The seawind struck him full force, lifting his heavy growth of hair back form his forehead. He lifted his face into it, into the harsh-clean salt-smell of the blue animal. The combers, glassy blue-green, moved slowly in, their slopes becoming more pronounced as the bottom shallowed up beneath them, their peaks gaining first a curl of foam, then a curdly topping. Then they crashed suicidally against the rocks as they had since the beginning of time, destroying themselves, destroying an infinitesimally bit of the land at the same time. There was a ramming, coughing boom as water was forced deep into some half-submerged channel of rock that had been carved out over the millennia.
I just love this bit. Not only is it beautiful writing, it’s a message that the Earth is going to keep on keeping on, whether we’re here or not.
When he got back to the Zone-if he did get back to the Zone-he would have all of them he wanted. He would gorge on Pringle’s chips. And bask in the love of his friends. That was what was missing back there in Las Vegas, he decided-simple love. They were nice enough people and all, but there wasn’t much love int hem. Because they were too busy being afraid. Love didn’t grow very well in a place where there was only fear, just as plants didn’t grow very well in a place where it was always dark.
Can I just say I love Tom Cullen?
Life was such a wheel that no man could stand upon it for long.
And it always, at the end, came round to the same place again.
That’s the last two lines of the book. Somewhat bleak, yes? King doesn’t have a high opinion of civilization, does he?
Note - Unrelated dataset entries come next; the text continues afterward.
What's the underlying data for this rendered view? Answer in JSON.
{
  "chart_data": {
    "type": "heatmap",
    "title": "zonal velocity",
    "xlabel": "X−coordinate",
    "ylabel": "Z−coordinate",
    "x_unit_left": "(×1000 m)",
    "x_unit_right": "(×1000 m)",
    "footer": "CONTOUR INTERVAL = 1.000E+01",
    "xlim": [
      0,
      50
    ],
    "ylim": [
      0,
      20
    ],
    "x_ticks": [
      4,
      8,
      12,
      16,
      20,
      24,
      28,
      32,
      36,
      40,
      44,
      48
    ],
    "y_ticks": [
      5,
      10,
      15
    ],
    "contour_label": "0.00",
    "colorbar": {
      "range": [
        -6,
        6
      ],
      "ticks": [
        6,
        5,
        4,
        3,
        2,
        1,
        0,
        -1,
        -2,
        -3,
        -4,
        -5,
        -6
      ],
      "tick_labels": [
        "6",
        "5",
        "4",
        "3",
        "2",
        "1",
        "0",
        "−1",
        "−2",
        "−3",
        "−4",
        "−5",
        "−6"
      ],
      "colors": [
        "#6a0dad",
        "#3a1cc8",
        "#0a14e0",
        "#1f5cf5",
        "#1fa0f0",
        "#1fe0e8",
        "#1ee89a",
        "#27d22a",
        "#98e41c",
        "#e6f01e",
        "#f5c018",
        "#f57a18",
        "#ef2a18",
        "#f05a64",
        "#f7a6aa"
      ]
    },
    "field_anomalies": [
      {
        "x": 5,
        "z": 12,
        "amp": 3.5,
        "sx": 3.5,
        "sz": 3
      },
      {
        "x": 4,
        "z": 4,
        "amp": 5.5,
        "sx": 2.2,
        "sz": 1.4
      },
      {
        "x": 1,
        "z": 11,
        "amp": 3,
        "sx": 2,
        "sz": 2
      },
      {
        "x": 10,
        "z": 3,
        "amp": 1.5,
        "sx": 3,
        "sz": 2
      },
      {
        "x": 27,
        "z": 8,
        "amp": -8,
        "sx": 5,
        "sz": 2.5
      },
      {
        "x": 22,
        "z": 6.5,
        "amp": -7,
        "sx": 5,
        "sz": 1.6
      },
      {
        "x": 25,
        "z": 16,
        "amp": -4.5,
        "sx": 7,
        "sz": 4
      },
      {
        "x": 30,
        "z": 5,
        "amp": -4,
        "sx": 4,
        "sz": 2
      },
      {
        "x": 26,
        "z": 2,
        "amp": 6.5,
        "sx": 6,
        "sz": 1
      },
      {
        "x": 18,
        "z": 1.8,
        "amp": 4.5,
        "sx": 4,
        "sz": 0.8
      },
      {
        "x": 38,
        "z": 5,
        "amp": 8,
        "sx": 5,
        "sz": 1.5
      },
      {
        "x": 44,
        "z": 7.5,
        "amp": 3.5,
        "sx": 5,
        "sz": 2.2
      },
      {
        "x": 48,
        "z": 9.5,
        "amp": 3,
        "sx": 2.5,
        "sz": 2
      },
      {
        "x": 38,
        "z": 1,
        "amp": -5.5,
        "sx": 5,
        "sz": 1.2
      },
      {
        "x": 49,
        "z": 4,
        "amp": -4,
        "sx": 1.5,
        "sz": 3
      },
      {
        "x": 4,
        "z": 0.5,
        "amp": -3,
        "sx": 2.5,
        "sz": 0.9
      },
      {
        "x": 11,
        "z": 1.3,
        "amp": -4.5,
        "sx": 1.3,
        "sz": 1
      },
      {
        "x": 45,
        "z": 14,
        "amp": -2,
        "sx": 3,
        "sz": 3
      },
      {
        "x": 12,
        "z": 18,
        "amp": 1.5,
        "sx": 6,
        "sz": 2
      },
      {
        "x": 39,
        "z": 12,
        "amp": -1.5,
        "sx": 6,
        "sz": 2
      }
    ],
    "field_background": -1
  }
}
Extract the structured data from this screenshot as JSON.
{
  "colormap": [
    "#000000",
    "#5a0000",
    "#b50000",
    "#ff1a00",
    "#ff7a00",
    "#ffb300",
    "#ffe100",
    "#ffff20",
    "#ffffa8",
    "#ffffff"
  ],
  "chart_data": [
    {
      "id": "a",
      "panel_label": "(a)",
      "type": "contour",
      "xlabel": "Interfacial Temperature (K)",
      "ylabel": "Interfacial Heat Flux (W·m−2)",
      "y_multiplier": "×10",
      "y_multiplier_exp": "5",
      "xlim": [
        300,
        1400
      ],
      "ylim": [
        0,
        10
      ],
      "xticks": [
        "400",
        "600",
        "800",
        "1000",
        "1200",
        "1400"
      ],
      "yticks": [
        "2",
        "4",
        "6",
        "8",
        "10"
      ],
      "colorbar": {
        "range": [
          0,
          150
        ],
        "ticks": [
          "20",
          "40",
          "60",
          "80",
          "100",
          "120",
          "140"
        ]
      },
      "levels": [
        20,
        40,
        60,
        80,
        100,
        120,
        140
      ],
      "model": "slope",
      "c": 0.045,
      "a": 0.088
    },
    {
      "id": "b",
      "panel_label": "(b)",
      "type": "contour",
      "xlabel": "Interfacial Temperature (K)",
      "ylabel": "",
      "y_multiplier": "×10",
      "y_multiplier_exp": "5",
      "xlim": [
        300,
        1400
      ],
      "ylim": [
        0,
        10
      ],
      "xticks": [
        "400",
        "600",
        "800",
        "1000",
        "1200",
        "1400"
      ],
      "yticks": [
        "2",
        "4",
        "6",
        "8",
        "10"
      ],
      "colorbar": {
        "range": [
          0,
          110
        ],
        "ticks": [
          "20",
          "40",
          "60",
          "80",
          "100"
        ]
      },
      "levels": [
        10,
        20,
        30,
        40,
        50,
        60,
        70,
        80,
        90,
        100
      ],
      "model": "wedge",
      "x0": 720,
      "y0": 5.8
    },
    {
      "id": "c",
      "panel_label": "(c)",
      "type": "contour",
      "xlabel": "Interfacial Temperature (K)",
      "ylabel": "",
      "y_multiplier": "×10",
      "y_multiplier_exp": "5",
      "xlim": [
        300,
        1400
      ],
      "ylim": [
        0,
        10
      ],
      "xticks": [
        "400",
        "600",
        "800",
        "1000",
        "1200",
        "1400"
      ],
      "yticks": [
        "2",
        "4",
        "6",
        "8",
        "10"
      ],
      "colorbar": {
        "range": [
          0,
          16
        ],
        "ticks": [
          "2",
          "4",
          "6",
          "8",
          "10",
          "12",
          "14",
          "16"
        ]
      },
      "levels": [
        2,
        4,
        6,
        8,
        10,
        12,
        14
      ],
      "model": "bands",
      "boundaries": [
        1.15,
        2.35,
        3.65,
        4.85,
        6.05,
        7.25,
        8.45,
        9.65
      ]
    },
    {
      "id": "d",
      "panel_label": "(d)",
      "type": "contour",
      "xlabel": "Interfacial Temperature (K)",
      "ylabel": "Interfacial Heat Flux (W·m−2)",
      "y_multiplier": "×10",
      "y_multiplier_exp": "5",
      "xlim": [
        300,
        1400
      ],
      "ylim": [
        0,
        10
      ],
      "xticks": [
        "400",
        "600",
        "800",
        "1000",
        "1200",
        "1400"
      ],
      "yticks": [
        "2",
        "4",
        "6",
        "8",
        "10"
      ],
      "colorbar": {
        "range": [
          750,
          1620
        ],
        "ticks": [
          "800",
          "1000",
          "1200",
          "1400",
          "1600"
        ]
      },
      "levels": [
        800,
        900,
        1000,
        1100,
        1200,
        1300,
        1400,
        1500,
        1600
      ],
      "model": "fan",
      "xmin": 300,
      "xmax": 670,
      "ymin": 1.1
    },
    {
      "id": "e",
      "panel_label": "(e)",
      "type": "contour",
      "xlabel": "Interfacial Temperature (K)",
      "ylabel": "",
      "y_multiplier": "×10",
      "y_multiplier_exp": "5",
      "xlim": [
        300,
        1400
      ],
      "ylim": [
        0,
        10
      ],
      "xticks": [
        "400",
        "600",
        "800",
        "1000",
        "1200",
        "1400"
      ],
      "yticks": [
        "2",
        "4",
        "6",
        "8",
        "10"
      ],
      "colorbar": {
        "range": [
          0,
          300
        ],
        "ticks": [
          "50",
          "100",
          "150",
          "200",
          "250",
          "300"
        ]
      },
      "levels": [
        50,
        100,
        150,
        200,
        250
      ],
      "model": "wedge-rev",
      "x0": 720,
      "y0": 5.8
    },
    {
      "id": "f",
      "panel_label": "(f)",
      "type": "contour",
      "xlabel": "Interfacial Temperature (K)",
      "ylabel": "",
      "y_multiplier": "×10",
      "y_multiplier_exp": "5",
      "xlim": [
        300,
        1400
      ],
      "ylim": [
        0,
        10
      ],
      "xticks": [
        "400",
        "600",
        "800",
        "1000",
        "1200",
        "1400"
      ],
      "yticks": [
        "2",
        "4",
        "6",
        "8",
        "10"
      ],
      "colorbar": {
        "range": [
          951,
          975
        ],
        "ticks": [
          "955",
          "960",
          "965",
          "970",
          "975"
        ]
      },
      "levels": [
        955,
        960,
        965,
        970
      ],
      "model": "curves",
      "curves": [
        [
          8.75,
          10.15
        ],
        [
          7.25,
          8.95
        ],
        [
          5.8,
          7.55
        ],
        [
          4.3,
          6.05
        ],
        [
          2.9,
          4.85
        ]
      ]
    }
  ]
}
I find myself wondering what The Stand would be like if he took it, as he did in 1990 and updated it again. So many things didn’t exist then. The Internet. No iPads or iPhones. Social networking. The Simpsons. How would humanity react if something happened like this? We are so completely connected now, would we be able to bounce back? It’s a horribly fascinating thing to think about, isn’t it?
Okay, now that this post is reaching Kingian lengths, I’m going to wrap it up. Plus, I’ve been working on this for an hour and it’s time to go to work! Am I glad I read The Stand? Yes. Yes I am. Will I read more Stephen King? Uh…I’m not sure. I know there is another readalong coming up, this time of IT, which I’m pretty sure (sorry Jill!) I’m going to pass on. I hate clowns, I find even the cutest of them freaky, and I can’t stomach books where children are harmed. But yes, I do think I’ll be reading more sometime very soon.